I still run into the exact same patterns of failure whenever the problem extends beyond CRUD apps or routine boilerplate.

Case Study 1 - A small Kafka ingestion system

I recently started building a small internal service that accepts HTTP requests and produces messages into Kafka. I asked an LLM to help sketch out an architecture.

Hallucinated with GitHub libraries that don't exist.
Described Kafka features that don't exist.
Ignored Kafka's core features like error handling, order guarantees, batch sizes, etc.

And when corrected, it contradicted its previous answers.

It behaved exactly like a junior developer who can write syntactically correct code but lacks the experience required to build ingestion pipelines.

Deep Kafka work requires an understanding of broker internals, consumer group protocols, partitioning, and ordering guarantees. This is not trivial knowledge.

Case Study 2 - A privacy-auditing browser extension

In parallel, I was working on a side project: a browser extension that audits the privacy footprint of any webpage.
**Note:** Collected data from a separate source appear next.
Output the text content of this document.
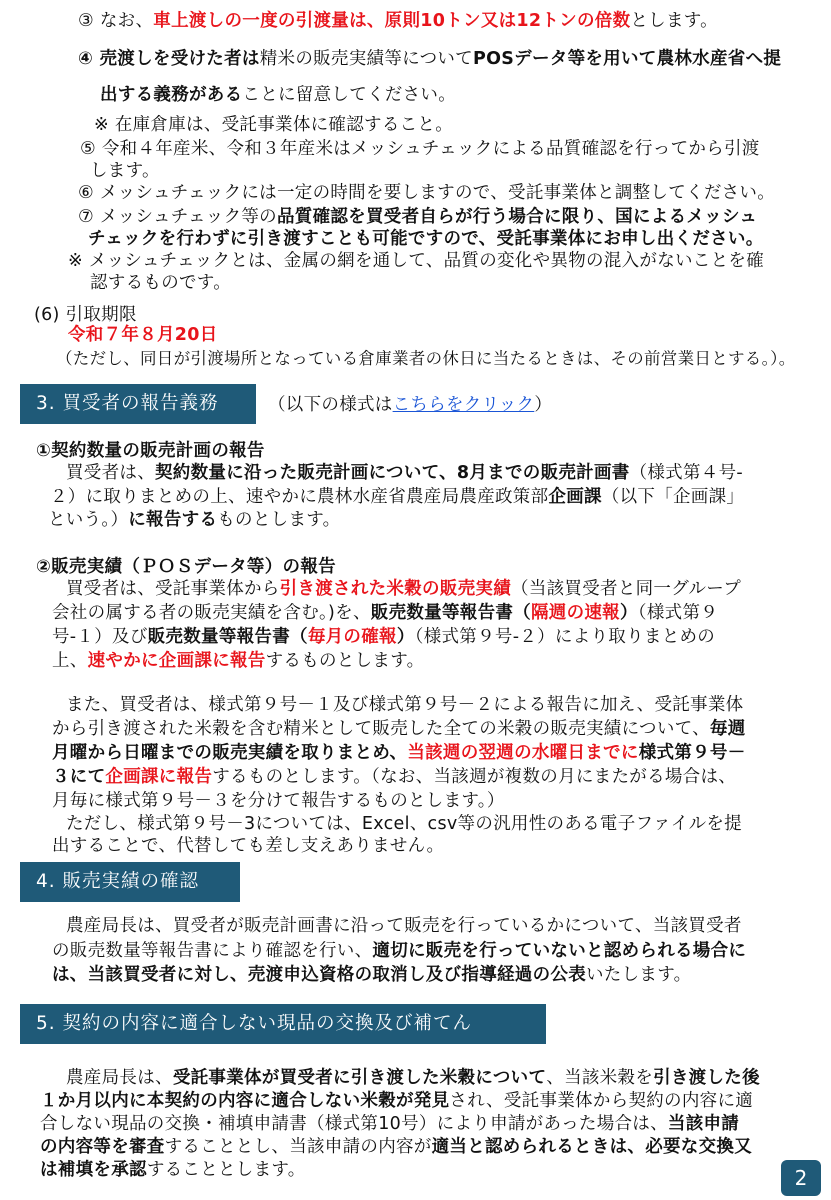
③ なお、車上渡しの一度の引渡量は、原則10トン又は12トンの倍数とします。
④ 売渡しを受けた者は精米の販売実績等についてPOSデータ等を用いて農林水産省へ提
出する義務があることに留意してください。
※ 在庫倉庫は、受託事業体に確認すること。
⑤ 令和４年産米、令和３年産米はメッシュチェックによる品質確認を行ってから引渡
します。
⑥ メッシュチェックには一定の時間を要しますので、受託事業体と調整してください。
⑦ メッシュチェック等の品質確認を買受者自らが行う場合に限り、国によるメッシュ
チェックを行わずに引き渡すことも可能ですので、受託事業体にお申し出ください。
※ メッシュチェックとは、金属の網を通して、品質の変化や異物の混入がないことを確
認するものです。
(6) 引取期限
令和７年８月20日
（ただし、同日が引渡場所となっている倉庫業者の休日に当たるときは、その前営業日とする。）。
3. 買受者の報告義務	（以下の様式はこちらをクリック）
①契約数量の販売計画の報告
買受者は、契約数量に沿った販売計画について、8月までの販売計画書（様式第４号-
２）に取りまとめの上、速やかに農林水産省農産局農産政策部企画課（以下「企画課」
という。）に報告するものとします。
②販売実績（ＰＯＳデータ等）の報告
買受者は、受託事業体から引き渡された米穀の販売実績（当該買受者と同一グループ
会社の属する者の販売実績を含む。)を、販売数量等報告書（隔週の速報）（様式第９
号-１）及び販売数量等報告書（毎月の確報）（様式第９号-２）により取りまとめの
上、速やかに企画課に報告するものとします。
また、買受者は、様式第９号－１及び様式第９号－２による報告に加え、受託事業体
から引き渡された米穀を含む精米として販売した全ての米穀の販売実績について、毎週
月曜から日曜までの販売実績を取りまとめ、当該週の翌週の水曜日までに様式第９号－
３にて企画課に報告するものとします。（なお、当該週が複数の月にまたがる場合は、
月毎に様式第９号－３を分けて報告するものとします。）
ただし、様式第９号－3については、Excel、csv等の汎用性のある電子ファイルを提
出することで、代替しても差し支えありません。
4. 販売実績の確認
農産局長は、買受者が販売計画書に沿って販売を行っているかについて、当該買受者
の販売数量等報告書により確認を行い、適切に販売を行っていないと認められる場合に
は、当該買受者に対し、売渡申込資格の取消し及び指導経過の公表いたします。
5. 契約の内容に適合しない現品の交換及び補てん
農産局長は、受託事業体が買受者に引き渡した米穀について、当該米穀を引き渡した後
１か月以内に本契約の内容に適合しない米穀が発見され、受託事業体から契約の内容に適
合しない現品の交換・補填申請書（様式第10号）により申請があった場合は、当該申請
の内容等を審査することとし、当該申請の内容が適当と認められるときは、必要な交換又
は補填を承認することとします。	2
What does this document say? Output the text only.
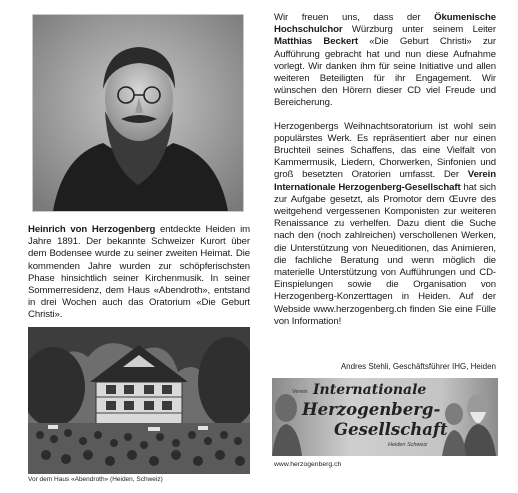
Heinrich von Herzogenberg entdeckte Heiden im Jahre 1891. Der bekannte Schweizer Kurort über dem Bodensee wurde zu seiner zweiten Heimat. Die kommenden Jahre wurden zur schöpferischsten Phase hinsichtlich seiner Kirchenmusik. In seiner Sommerresidenz, dem Haus «Abendroth», entstand in drei Wochen auch das Oratorium «Die Geburt Christi».
Vor dem Haus «Abendroth» (Heiden, Schweiz)

Wir freuen uns, dass der Ökumenische Hochschulchor Würzburg unter seinem Leiter Matthias Beckert «Die Geburt Christi» zur Aufführung gebracht hat und nun diese Aufnahme vorlegt. Wir danken ihm für seine Initiative und allen weiteren Beteiligten für ihr Engagement. Wir wünschen den Hörern dieser CD viel Freude und Bereicherung.

Herzogenbergs Weihnachtsoratorium ist wohl sein populärstes Werk. Es repräsentiert aber nur einen Bruchteil seines Schaffens, das eine Vielfalt von Kammermusik, Liedern, Chorwerken, Sinfonien und groß besetzten Oratorien umfasst. Der Verein Internationale Herzogenberg-Gesellschaft hat sich zur Aufgabe gesetzt, als Promotor dem Œuvre des weitgehend vergessenen Komponisten zur weiteren Renaissance zu verhelfen. Dazu dient die Suche nach den (noch zahlreichen) verschollenen Werken, die Unterstützung von Neueditionen, das Animieren, die fachliche Beratung und wenn möglich die materielle Unterstützung von Aufführungen und CD-Einspielungen sowie die Organisation von Herzogenberg-Konzerttagen in Heiden. Auf der Webside www.herzogenberg.ch finden Sie eine Fülle von Information!

Andres Stehli, Geschäftsführer IHG, Heiden
Verein Internationale
Herzogenberg-
Gesellschaft
Heiden Schweiz
www.herzogenberg.ch
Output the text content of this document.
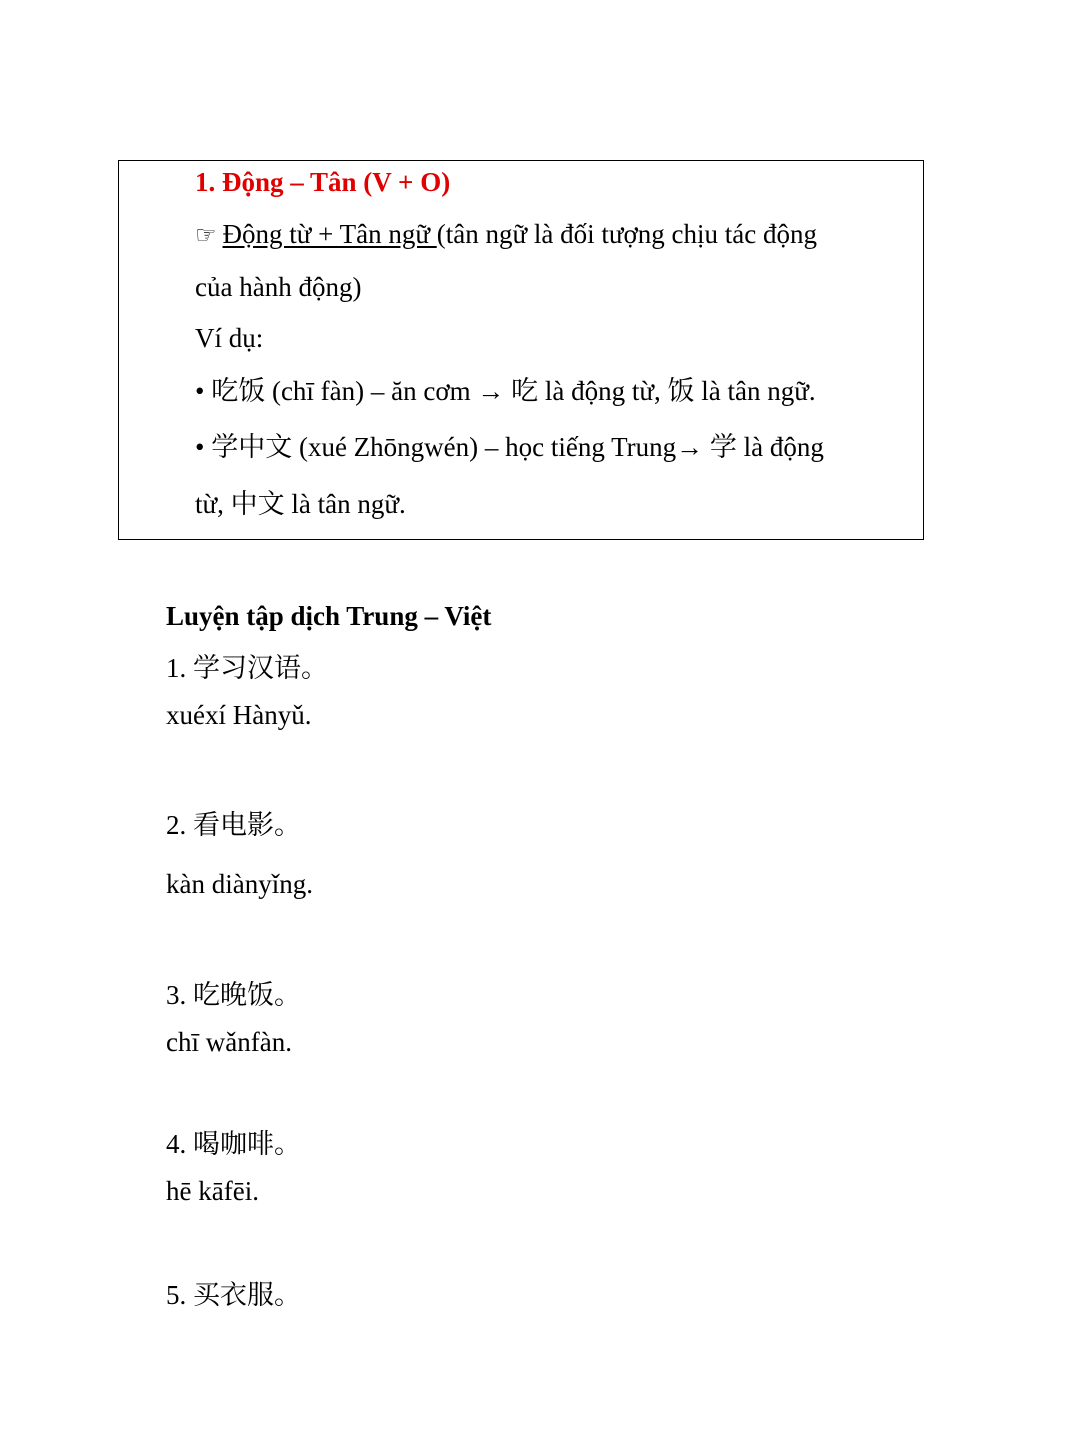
1. Động – Tân (V + O)
☞ Động từ + Tân ngữ (tân ngữ là đối tượng chịu tác động
của hành động)
Ví dụ:
• 吃饭 (chī fàn) – ăn cơm → 吃 là động từ, 饭 là tân ngữ.
• 学中文 (xué Zhōngwén) – học tiếng Trung→ 学 là động
từ, 中文 là tân ngữ.
Luyện tập dịch Trung – Việt
1. 学习汉语。
xuéxí Hànyǔ.
2. 看电影。
kàn diànyǐng.
3. 吃晚饭。
chī wǎnfàn.
4. 喝咖啡。
hē kāfēi.
5. 买衣服。
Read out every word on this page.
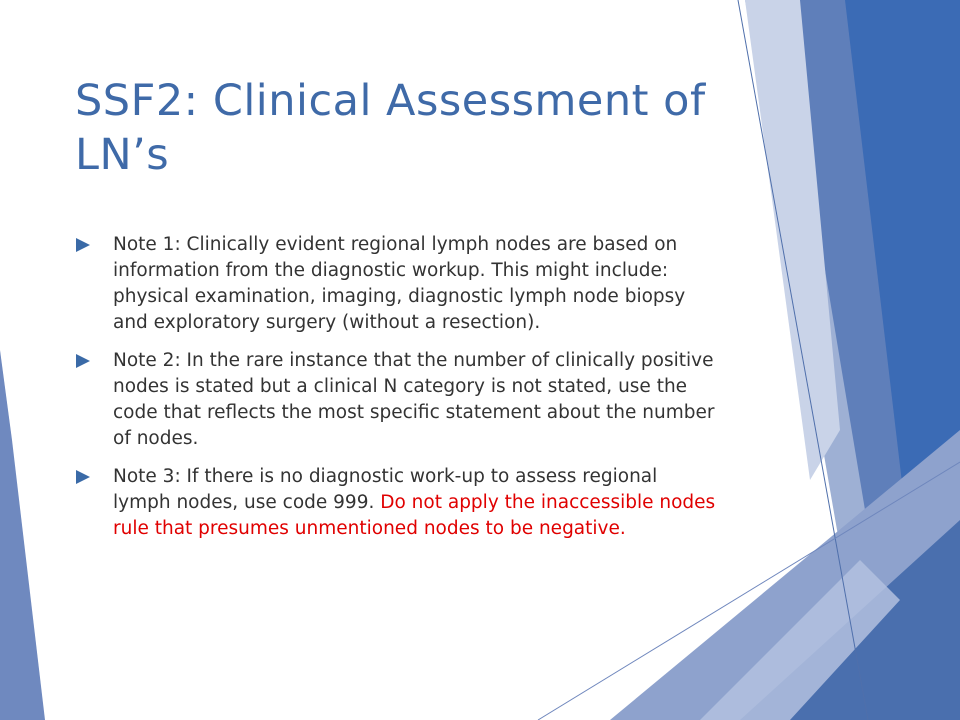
SSF2: Clinical Assessment of LN’s
Note 1: Clinically evident regional lymph nodes are based on information from the diagnostic workup. This might include: physical examination, imaging, diagnostic lymph node biopsy and exploratory surgery (without a resection).
Note 2: In the rare instance that the number of clinically positive nodes is stated but a clinical N category is not stated, use the code that reflects the most specific statement about the number of nodes.
Note 3: If there is no diagnostic work-up to assess regional lymph nodes, use code 999. Do not apply the inaccessible nodes rule that presumes unmentioned nodes to be negative.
The idea was simple: If I visit a page, tell me what it is pulling from my browser. This involved scanning beyond the obvious data sources, such as cookies and local storage. It also considered data points such as window/screen data, WebGL capabilities, user agent fingerprinting, geolocation attempts, installed fonts, and device memory.

Once again, I asked an LLM to help map out the architecture: create structure, handling permission, script injection and message passing.

Mixed up extension APIs. The LLM used deprecated APIs, invented APIs that didn't exist and confused with content scripts and extension scripts.
Didn't understand the runtime separation between scripts.
Misidentified which data is accessible. LLMs would say things like “you can read the user's IP using the browser network API,” which is incorrect.
Didn't understand the inference chain. A big part of privacy auditing is not what's explicitly retrieved, but what can be derived.

A browser extension is a tightly sandboxed system with strict context boundaries. Content scripts run in the webpage context, injected scripts run in the actual page environment, and service workers/background workers run separately.

Why did it fail?

LLMs don't understand systems. They generate descriptions of architectures, not actual architectures. In my first example, they don't perceive the impact of poor partitioning or an overloaded producer queue.
They can't verify correctness. An engineer is supposed to check if a GitHub repository exists before recommending it. LLMs will confidently invent one.
They are great with syntax but shallow with semantics. They can fix a loop, join an array, or generate boilerplate for a SaaS app. But they struggle the moment a task requires deep domain intuition.
They can't invent solutions, just imitate patterns. Engineers need to deal with unfamiliar shapes, not just familiar ones.

No execution, state or causality

LLMs are statistical sequence models that predict the next token using attention over previous tokens. Internally, attention weights decide which parts of the input matter: these are combined with token embeddings to capture semantic relationships, which the model uses to predict the next token through a probability distribution.

However, nowhere in this architecture is an execution engine, compiler, or state machine.

What's next? How LLMs will/should evolve?

Future models should use tools such as compilers, linters, reasoning modules, and code execution sandboxes. This transforms the model from a text generator into something closer to a developer assistant.

They also need system awareness to understand project structure, build steps, dependencies, and architecture diagrams. They should check, not just guess.

Finally, explicit reasoning traces are essential, so that humans can inspect and challenge the model's reasoning.

Final thoughts

LLMs aren't replacing engineers anytime soon; they are just reshaping the workflow. Today, they are fantastic at the easy parts but unreliable for the hard ones.

The judgment, tradeoffs, debugging, and architectural sense only come from shipping real systems, and this remains human territory for now. Honestly, I think that's a good thing.